On 21 June 2016, The Minister for Resources, Energy and Northern Australia, the Hon. Josh Frydenberg, announced the move to lower the mandatory disclosure threshold on commercial office buildings from 2000 square metres to 1000 square metres. The media release can be found here(link is external).
This expands the scope of the program to cover smaller office buildings and spaces and will come into effect from 1 July 2017, after a one year transition period. Under the changes a Building Energy Efficiency Certificate will be required whenever an office space of 1000 square metres or more is offered for sale or lease and a current NABERS Office Energy rating will need to be included in advertising.

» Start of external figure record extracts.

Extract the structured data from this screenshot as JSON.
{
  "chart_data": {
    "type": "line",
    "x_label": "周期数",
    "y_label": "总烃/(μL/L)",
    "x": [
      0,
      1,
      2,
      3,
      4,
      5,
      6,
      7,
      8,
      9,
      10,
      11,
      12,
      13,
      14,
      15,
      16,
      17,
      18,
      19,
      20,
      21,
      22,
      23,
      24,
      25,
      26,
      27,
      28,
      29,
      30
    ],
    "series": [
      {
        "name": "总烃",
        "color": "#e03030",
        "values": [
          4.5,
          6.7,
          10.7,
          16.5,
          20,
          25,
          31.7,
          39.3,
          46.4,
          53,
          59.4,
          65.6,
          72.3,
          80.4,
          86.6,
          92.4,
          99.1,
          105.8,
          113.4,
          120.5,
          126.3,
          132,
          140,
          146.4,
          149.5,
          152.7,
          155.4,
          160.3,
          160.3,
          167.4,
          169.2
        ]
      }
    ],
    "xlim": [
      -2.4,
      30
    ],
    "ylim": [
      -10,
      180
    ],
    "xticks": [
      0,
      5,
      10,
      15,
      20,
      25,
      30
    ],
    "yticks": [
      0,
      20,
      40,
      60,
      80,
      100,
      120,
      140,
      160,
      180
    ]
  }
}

By continuing the Commercial Building Disclosure (CBD) Program and reducing the mandatory disclosure threshold to 1000 square metres, the program is projected to provide a reduction in end use energy consumption of 17,395 TJ, abatement of over 3.5 million tonnes of greenhouse gases and deliver around $60 million in benefits over the period from 2015 to 2019.
The changes also mean that prospective buyers and tenants of smaller commercial buildings will be able to make more informed choices about energy efficiency when purchasing or leasing a property.

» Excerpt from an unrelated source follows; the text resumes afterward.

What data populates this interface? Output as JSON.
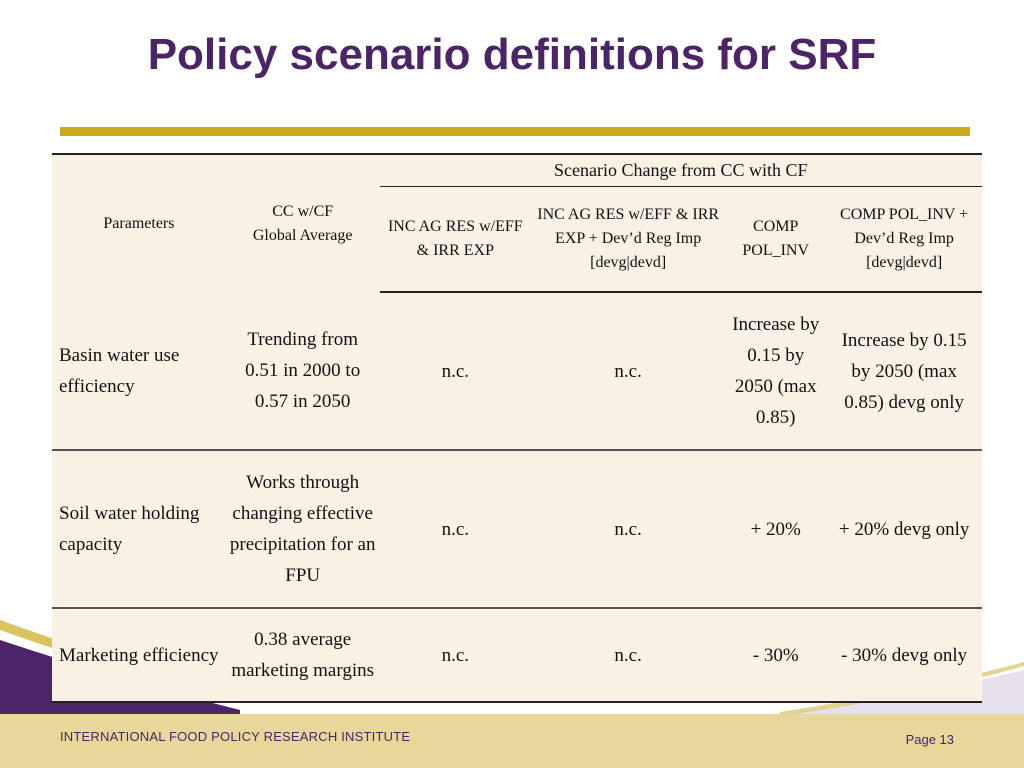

Lowering of the disclosure threshold is complemented by a decision to increase the Tenancy Lighting Assessment validity period, also known as a TLA, from one to five years. Changes to the TLA validity period requirements are proposed to take effect for all new TLAs submitted from 1 September 2016. This means that building owners already covered by the program will now enjoy extended validity for their TLAs, which reduces their regulatory burden.

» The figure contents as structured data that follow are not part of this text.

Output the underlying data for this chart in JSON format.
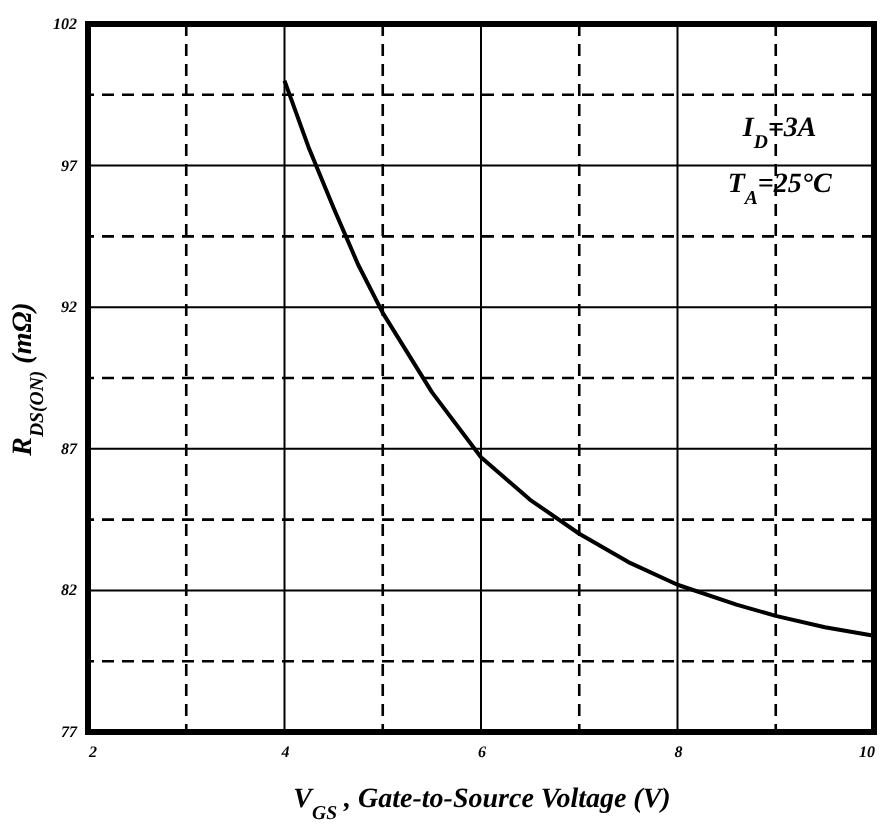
{
  "chart_data": {
    "type": "line",
    "xlabel": "V$_{GS}$ , Gate-to-Source Voltage (V)",
    "ylabel": "R$_{DS(ON)}$ (mΩ)",
    "x": [
      4,
      4.25,
      4.5,
      4.75,
      5,
      5.5,
      6,
      6.5,
      7,
      7.5,
      8,
      8.6,
      9,
      9.5,
      10
    ],
    "series": [
      {
        "color": "#000000",
        "values": [
          100.0,
          97.6,
          95.5,
          93.5,
          91.8,
          89.0,
          86.7,
          85.2,
          84.0,
          83.0,
          82.2,
          81.5,
          81.1,
          80.7,
          80.4
        ]
      }
    ],
    "xlim": [
      2,
      10
    ],
    "xticks": [
      2,
      {
        "value": 3,
        "label": null
      },
      4,
      {
        "value": 5,
        "label": null
      },
      6,
      {
        "value": 7,
        "label": null
      },
      8,
      {
        "value": 9,
        "label": null
      },
      10
    ],
    "ylim": [
      77,
      102
    ],
    "yticks": [
      77,
      {
        "value": 79.5,
        "label": null
      },
      82,
      {
        "value": 84.5,
        "label": null
      },
      87,
      {
        "value": 89.5,
        "label": null
      },
      92,
      {
        "value": 94.5,
        "label": null
      },
      97,
      {
        "value": 99.5,
        "label": null
      },
      102
    ],
    "grid": true,
    "marker": "none",
    "line_style": "solid",
    "annotations": [
      "I$_{D}$=3A",
      "T$_{A}$=25°C"
    ]
  }
}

These changes follow a comprehensive review of the CBD Program earlier this year and public consultation on the proposed changes to the program.
The CBD review found the program had delivered a reduction in end-use energy consumption of 10,020 TJ, abatement of 2 million tonnes of greenhouse gases and has delivered $15 million in benefits ($44 million if you include GHG reductions) between 2010 and 2014, by improving the energy efficiency of Australia’s large office buildings.